Ban on Irish butter sparks fight
MADISON, Wis. — Wisconsin resident Jean Smith snatches up entire stocks of her beloved Kerrygold Irish butter from stores when visiting family in Nebraska, thanks to an antiquated law in her dairy-obsessed state that bans it and any other butter that hasn’t been graded for quality.
Tired of trekking across state lines to stock up, she and a handful of other Wisconsin butter aficionados filed a lawsuit last week challenging the law, saying local consumers and businesses “are more than capable of determining whether butter is sufficiently creamy, properly salted, or too crumbly.” No government help needed, they say.
On the books since 1953, the law is strict: It requires butters to be rated on various measures — including flavor, body and color — by the federal government or people licensed as butter and cheese graders with the Wisconsin Department of Agriculture, Trade and Consumer Protection.

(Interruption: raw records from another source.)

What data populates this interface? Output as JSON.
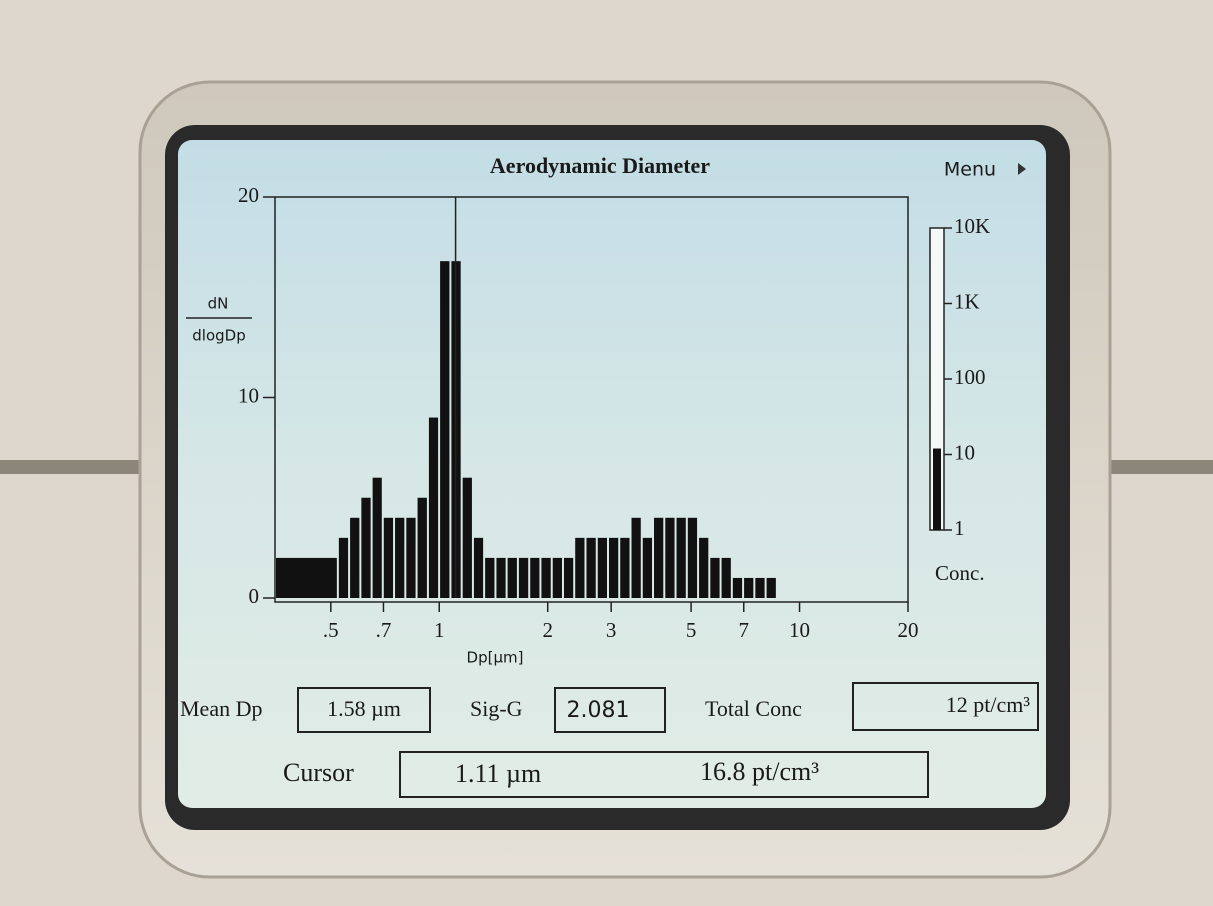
{
  "screen": {
    "menu": "Menu",
    "readouts": {
      "mean_dp": {
        "label": "Mean Dp",
        "value": "1.58 µm"
      },
      "sig_g": {
        "label": "Sig-G",
        "value": "2.081"
      },
      "total_conc": {
        "label": "Total Conc",
        "value": "12 pt/cm³"
      },
      "cursor": {
        "label": "Cursor",
        "diameter": "1.11 µm",
        "concentration": "16.8 pt/cm³"
      }
    }
  },
  "chart_data": {
    "type": "histogram",
    "title": "Aerodynamic Diameter",
    "xlabel": "Dp[µm]",
    "ylabel": [
      "dN",
      "dlogDp"
    ],
    "xscale": "log",
    "color": "#111111",
    "bins": [
      0.35,
      0.523,
      0.562,
      0.604,
      0.649,
      0.697,
      0.749,
      0.805,
      0.865,
      0.93,
      0.999,
      1.074,
      1.154,
      1.24,
      1.332,
      1.432,
      1.538,
      1.653,
      1.777,
      1.909,
      2.052,
      2.205,
      2.369,
      2.546,
      2.736,
      2.94,
      3.159,
      3.395,
      3.648,
      3.92,
      4.213,
      4.527,
      4.865,
      5.228,
      5.618,
      6.037,
      6.487,
      6.971,
      7.491,
      8.05,
      8.65
    ],
    "values": [
      2,
      3,
      4,
      5,
      6,
      4,
      4,
      4,
      5,
      9,
      16.8,
      16.8,
      6,
      3,
      2,
      2,
      2,
      2,
      2,
      2,
      2,
      2,
      3,
      3,
      3,
      3,
      3,
      4,
      3,
      4,
      4,
      4,
      4,
      3,
      2,
      2,
      1,
      1,
      1,
      1
    ],
    "xlim": [
      0.35,
      20
    ],
    "xticks": [
      {
        "value": 0.5,
        "label": ".5"
      },
      {
        "value": 0.7,
        "label": ".7"
      },
      1,
      2,
      3,
      5,
      7,
      10,
      20
    ],
    "ylim": [
      0,
      20
    ],
    "yticks": [
      0,
      10,
      20
    ],
    "cursor_x": 1.11,
    "conc_scale": {
      "label": "Conc.",
      "scale": "log",
      "ylim": [
        1,
        10000
      ],
      "yticks": [
        1,
        10,
        100,
        {
          "value": 1000,
          "label": "1K"
        },
        {
          "value": 10000,
          "label": "10K"
        }
      ],
      "value": 12
    }
  }
}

Wisconsin’s grading scale dictates that the highest-graded butter must “possess a fine and highly pleasing butter flavor.” Graders might describe a butter as “crumbly,” “gummy” or “sticky,” and its color as “mottled,” “streaked” or “speckled.”
Anybody convicted of selling unlabeled or ungraded butter is subject to a fine between $100 and $1,000 and six months in jail.
Wisconsin is the only state in the nation with such a stringent butter provision.